Alors que les projets d’extraction minière en eaux profondes se multiplient, une coalition de dirigeants s’est réunie à Nice pour défendre une approche multilatérale de la protection des océans. L’événement, organisé sous l’égide de l’ONU, a rassemblé des représentants de près de soixante nations, dont de nombreux États insulaires et latino-américains, particulièrement vulnérables aux conséquences de cette ruée vers les métaux sous-marins.
Les débats ont été marqués par des prises de position fermes contre l’exploitation anarchique des grands fonds. « Les abysses ne sont pas une zone de non-droit », a martelé l’hôte des lieux, dénonçant une course effrénée aux ressources sans maîtrise des impacts écologiques. Cette critique visait implicitement les initiatives unilatérales, comme celle envisagée par les États-Unis dans le Pacifique, où des gisements de nickel et d’autres métaux stratégiques attisent les convoitises.
Plusieurs pays ont annoncé des mesures concrètes pour renforcer la préservation marine.
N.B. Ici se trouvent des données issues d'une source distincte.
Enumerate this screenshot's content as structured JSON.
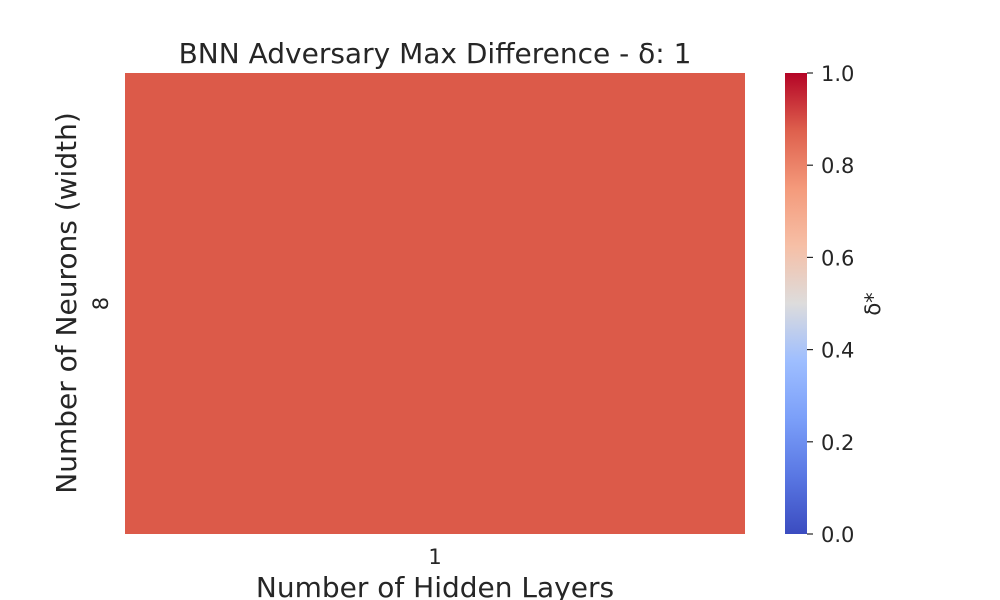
{
  "chart_data": {
    "type": "heatmap",
    "title": "BNN Adversary Max Difference - δ: 1",
    "xlabel": "Number of Hidden Layers",
    "ylabel": "Number of Neurons (width)",
    "x_categories": [
      "1"
    ],
    "y_categories": [
      "8"
    ],
    "values": [
      [
        0.88
      ]
    ],
    "colorbar": {
      "label": "δ*",
      "min": 0.0,
      "max": 1.0,
      "ticks": [
        "0.0",
        "0.2",
        "0.4",
        "0.6",
        "0.8",
        "1.0"
      ],
      "colormap": "coolwarm"
    },
    "colors": {
      "cell": "#dc5a49",
      "text": "#262626"
    },
    "grid": false,
    "legend": "colorbar-right"
  }
}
La Polynésie française s’est engagée à créer la plus vaste réserve marine au monde, tandis que d’autres, comme l’Espagne ou le Brésil, ont étendu leurs zones protégées. Parallèlement, des restrictions sur le chalutage profond ont été actées dans plusieurs régions, bien que les défenseurs de l’environnement jugent ces avancées encore insuffisantes au regard des objectifs internationaux.
Le traité sur la haute mer, pierre angulaire des discussions, approche désormais des soixante ratifications nécessaires à son entrée en vigueur. Ce texte historique vise à encadrer les activités dans les eaux internationales, au-delà des juridictions nationales. Pourtant, malgré ces progrès, les experts restent sceptiques : les engagements actuels ne permettraient d’atteindre que 12 % d’aires marines protégées d’ici 2030, loin de l’objectif des 30 % fixé par la communauté scientifique.
Face à l’urgence, les petits États insulaires ont rappelé avec force leur dépendance vitale à la santé des océans. Leur message est clair : sans un effort accru des nations industrialisées, notamment en matière de financement et de transfert de technologies, les promesses risquent de rester lettre morte. La conférence de Nice aura au moins eu le mérite de mettre en lumière ce paradoxe : alors que les océans recèlent des solutions pour le climat, leur exploitation irraisonnée pourrait précipiter leur déclin.